Indians across the country, including those given to acting as apologists for Pakistan’s actions, saw the stark reality and venality of Pakistani behaviour, when the 70-year-old mother and the wife of Kulbhushan Jadhav were subject to humiliation, dishonour and distress, by the Pakistani military establishment.
While External Affairs Minister Sushma Swaraj graphically spelt out the outrage of the nation in her address to Parliament, attention should not be diverted from the implications of Pakistani behaviour. We are dealing with a military-dominated neighbour, whose army is still suffering the pain of humiliations it has suffered, by triggering conflicts in the past.
The judicial dimensions in the current situation will again attain salience when the International Court of Justice (ICJ) resumes hearings this month on the Jadhav case, filed by India. The court had held that consular access had to be given to Indian consular officials to meet Jadhav. Pakistan has held that consular access is not permitted in case of espionage and terrorism. India can reject this as Article 36 of the Vienna Convention on Consular Relations states that Indian consular officials have the “right” to visit any Indian “national”, “who is in prison, custody or detention,” in a foreign country.
Pakistan is clearly in violation of these provisions, which are meant to ensure that the person under trial is given a suitable defence.
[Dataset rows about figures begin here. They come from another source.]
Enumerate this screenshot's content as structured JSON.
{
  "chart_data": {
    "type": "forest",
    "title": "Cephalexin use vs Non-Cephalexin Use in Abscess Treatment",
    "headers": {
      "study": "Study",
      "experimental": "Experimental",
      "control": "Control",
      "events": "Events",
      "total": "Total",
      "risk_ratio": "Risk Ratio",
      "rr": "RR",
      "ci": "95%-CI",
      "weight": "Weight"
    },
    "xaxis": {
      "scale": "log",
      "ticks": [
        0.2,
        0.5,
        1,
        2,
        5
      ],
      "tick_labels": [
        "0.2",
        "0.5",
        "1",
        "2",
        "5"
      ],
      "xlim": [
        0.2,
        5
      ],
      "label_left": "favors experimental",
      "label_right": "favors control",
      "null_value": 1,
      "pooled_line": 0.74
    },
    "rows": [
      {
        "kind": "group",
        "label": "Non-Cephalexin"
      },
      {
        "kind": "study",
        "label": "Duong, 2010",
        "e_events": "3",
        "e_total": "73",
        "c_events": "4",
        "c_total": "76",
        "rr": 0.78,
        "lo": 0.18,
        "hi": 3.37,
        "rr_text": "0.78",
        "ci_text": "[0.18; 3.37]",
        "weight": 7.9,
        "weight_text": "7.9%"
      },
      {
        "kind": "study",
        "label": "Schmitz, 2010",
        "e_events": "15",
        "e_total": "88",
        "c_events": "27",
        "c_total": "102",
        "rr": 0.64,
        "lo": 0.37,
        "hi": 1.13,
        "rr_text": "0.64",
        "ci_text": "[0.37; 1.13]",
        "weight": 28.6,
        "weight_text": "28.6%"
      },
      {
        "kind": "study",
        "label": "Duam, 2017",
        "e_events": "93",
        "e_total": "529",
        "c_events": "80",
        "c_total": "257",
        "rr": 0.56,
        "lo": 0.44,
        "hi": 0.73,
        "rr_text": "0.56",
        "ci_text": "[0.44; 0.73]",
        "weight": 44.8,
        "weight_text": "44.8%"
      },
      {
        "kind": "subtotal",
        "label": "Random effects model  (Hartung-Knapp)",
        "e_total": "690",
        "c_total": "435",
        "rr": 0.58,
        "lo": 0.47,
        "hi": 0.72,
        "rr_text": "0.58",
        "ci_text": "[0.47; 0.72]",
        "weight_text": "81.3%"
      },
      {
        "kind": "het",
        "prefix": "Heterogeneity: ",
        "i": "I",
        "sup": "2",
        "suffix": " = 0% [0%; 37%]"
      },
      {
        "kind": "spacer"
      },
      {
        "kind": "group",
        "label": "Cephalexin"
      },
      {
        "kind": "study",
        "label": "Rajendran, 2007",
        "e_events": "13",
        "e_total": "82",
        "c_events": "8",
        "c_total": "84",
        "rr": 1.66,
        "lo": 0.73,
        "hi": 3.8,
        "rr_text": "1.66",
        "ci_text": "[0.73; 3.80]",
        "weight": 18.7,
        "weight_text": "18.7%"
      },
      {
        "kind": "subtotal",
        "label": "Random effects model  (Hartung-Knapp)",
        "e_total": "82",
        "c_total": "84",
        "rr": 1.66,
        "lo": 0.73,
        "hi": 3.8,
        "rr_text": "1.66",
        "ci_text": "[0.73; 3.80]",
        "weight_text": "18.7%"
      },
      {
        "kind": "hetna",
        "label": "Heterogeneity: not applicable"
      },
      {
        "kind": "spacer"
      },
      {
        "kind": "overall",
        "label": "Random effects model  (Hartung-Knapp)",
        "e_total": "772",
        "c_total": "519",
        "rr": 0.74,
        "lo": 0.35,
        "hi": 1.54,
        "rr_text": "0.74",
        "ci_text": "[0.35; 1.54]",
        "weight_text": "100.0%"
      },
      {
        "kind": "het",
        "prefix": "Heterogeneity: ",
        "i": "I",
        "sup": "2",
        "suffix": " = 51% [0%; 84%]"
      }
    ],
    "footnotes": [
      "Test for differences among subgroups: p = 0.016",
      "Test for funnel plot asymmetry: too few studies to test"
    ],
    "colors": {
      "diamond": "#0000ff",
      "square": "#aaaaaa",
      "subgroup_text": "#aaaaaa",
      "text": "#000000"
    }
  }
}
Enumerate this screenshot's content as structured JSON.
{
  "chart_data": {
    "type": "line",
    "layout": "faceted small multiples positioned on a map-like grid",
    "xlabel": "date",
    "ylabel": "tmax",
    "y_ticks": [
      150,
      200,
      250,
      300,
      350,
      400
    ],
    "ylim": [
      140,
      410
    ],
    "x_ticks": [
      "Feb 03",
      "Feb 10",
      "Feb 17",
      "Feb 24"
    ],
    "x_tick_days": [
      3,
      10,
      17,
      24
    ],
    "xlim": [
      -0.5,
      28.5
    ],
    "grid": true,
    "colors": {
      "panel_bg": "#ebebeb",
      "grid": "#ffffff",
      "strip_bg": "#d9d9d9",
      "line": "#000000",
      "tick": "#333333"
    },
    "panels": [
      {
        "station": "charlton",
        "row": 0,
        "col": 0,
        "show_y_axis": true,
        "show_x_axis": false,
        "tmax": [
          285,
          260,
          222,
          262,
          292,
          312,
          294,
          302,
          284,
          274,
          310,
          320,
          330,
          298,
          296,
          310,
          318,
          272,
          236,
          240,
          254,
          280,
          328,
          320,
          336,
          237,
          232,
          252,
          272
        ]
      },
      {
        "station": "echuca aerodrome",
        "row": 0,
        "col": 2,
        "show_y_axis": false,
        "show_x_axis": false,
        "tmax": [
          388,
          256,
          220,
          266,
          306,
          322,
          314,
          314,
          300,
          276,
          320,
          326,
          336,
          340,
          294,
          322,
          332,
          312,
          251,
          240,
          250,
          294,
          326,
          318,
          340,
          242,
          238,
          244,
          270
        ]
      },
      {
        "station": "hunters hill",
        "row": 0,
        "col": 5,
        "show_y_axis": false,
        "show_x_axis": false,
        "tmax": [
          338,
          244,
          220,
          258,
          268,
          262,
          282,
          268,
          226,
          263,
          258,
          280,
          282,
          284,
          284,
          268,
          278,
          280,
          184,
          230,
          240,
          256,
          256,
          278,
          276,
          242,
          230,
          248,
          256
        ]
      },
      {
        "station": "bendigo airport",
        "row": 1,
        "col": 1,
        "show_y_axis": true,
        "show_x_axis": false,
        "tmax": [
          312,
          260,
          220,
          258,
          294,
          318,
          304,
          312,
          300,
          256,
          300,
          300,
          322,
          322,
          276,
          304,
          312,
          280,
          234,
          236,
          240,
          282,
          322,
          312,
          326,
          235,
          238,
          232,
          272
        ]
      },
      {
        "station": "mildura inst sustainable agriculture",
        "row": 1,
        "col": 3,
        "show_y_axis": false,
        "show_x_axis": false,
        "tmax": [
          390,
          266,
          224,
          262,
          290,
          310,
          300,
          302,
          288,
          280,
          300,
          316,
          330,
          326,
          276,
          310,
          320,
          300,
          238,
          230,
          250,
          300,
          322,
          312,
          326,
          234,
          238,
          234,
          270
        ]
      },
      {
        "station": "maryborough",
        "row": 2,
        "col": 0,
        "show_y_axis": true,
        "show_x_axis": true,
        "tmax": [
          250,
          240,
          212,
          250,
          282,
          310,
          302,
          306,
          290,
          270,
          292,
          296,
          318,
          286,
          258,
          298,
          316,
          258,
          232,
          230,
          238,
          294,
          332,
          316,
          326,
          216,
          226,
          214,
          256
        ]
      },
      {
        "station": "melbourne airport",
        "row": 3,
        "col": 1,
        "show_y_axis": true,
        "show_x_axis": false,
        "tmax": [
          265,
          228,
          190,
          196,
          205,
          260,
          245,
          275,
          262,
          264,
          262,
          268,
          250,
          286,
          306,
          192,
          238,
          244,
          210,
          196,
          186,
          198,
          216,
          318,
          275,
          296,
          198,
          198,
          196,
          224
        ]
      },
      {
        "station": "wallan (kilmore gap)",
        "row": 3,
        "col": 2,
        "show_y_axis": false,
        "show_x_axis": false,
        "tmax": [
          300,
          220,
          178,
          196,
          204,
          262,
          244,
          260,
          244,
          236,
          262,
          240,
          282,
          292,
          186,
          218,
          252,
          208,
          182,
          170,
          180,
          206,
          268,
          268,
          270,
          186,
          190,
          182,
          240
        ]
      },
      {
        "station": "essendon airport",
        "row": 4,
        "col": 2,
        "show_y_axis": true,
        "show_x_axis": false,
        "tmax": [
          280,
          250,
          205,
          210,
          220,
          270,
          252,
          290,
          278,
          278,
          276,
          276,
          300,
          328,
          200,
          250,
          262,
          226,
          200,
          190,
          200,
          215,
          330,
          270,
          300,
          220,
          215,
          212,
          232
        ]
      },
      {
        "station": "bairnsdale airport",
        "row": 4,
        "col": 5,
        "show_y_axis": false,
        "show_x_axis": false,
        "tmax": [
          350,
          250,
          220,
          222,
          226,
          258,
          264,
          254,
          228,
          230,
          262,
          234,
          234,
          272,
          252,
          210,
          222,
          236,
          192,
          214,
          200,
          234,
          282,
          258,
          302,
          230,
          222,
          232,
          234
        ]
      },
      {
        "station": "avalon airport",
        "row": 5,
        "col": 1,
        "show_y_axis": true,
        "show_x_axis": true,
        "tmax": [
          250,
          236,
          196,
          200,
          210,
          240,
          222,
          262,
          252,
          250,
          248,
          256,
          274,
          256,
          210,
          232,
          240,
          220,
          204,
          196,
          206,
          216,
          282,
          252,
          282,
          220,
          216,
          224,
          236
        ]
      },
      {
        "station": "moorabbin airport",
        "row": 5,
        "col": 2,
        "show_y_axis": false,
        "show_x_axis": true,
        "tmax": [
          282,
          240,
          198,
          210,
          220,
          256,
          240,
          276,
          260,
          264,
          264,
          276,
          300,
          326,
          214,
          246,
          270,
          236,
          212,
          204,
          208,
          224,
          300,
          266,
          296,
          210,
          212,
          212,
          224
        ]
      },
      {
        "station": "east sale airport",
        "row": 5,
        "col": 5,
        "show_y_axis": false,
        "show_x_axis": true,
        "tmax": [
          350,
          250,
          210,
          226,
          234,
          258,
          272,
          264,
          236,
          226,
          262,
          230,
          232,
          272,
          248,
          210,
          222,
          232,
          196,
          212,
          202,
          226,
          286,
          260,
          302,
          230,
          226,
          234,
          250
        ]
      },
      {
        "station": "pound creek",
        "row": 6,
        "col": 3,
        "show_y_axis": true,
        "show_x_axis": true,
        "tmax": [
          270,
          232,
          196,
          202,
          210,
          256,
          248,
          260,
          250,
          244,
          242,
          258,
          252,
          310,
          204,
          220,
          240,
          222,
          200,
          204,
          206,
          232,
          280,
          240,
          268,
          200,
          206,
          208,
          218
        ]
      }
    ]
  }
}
Jadhav has been subjected to a secret trial and India has not been given details of charges he faces. These facts and much more will no doubt emerge when court proceedings resume. While Pakistan may defiantly challenge the jurisdiction of the court and reject its demands like it has rejected consular access to Jadhav, it will find itself guilty of violating international law—a reputation it can hardly absorb nonchalantly.
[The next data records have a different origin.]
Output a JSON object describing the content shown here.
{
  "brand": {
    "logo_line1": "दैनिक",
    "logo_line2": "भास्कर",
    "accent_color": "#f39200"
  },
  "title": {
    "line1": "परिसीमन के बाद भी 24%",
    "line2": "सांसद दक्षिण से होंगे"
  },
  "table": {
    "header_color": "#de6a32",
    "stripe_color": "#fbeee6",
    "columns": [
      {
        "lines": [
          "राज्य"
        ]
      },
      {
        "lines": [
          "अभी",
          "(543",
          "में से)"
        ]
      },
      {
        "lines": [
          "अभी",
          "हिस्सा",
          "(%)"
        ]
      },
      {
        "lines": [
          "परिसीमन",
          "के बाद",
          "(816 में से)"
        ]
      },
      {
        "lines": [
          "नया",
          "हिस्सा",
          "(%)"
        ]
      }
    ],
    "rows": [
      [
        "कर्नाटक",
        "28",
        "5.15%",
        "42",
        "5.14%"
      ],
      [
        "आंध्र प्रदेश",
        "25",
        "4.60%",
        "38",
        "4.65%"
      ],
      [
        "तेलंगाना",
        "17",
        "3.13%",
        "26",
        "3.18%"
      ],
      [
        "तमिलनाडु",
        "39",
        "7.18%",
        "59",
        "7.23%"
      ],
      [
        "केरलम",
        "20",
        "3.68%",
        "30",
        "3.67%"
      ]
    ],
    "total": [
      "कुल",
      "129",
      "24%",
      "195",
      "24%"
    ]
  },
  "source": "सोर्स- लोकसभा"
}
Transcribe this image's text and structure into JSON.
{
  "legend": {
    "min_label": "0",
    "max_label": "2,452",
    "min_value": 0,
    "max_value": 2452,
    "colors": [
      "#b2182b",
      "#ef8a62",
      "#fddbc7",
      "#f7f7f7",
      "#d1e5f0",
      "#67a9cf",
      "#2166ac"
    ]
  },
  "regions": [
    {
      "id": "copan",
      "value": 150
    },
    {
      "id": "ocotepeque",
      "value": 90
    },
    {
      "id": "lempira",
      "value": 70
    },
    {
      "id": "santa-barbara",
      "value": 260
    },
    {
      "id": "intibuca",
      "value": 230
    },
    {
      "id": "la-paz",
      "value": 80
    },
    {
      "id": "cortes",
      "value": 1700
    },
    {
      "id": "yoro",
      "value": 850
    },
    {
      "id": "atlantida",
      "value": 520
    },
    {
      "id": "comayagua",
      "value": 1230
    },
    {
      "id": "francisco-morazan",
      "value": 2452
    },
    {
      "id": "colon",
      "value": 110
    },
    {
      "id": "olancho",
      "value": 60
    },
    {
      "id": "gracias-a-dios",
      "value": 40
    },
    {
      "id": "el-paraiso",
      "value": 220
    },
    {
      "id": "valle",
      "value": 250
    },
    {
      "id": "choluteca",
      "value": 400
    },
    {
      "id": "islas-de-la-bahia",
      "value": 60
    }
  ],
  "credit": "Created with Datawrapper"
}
All this is occurring amidst growing political uncertainty in Pakistan, as it approaches general elections in mid-2018. The army is now sitting on the driver’s seat. Helped by the judiciary, it has got rid of Nawaz Sharif. The army’s aim is clearly to continue back seat driving by ensuring that a weak and fractious government emerges.
The army’s recent behaviour in the face of public demonstrations is revealing. When a large mob of well-equipped “Bareilvis” took over control of parts of Islamabad, the government asked the army to intervene. Army Chief General Bajwa instead asked the Prime Minister to avoid use of force. The crisis ended with an army Major General paying the demonstrators to disperse. The relatively peaceful “Bareilvis” have joined Pakistani “Deobandis”, many of who have been long-term allies of the ISI, in resorting to coercion and violence.
Even the army in Pakistan looks like a house divided. There is no love lost between General Bajwa and his predecessor General Raheel Shareef, who is now a Saudi protégé commanding a Riyadh-based “Islamic” army. To balance his predecessor’s pro-Saudi inclinations, Bajwa paid a visit to Iran, to pledge friendship to the Iranians. Raheel Shareef retaliated by getting the Saudis to invite the chairman of Pakistan’s Joint Chiefs of Staff Committee, General Zubair Mehmood Hayat, to Riyadh, to meet Crown Prince Mohammed bin Salman.
General Hayat heads Pakistan’s Nuclear Command Authority and is obviously sulking that he was overlooked for appointment as Army Chief by the appointment of Bajwa, who is junior to him. In these circumstances, it remains to be seen how Bajwa handles the Kulbhushan Jadhav case. With general elections scheduled later this year, Pakistan is going to continue living through tumultuous times.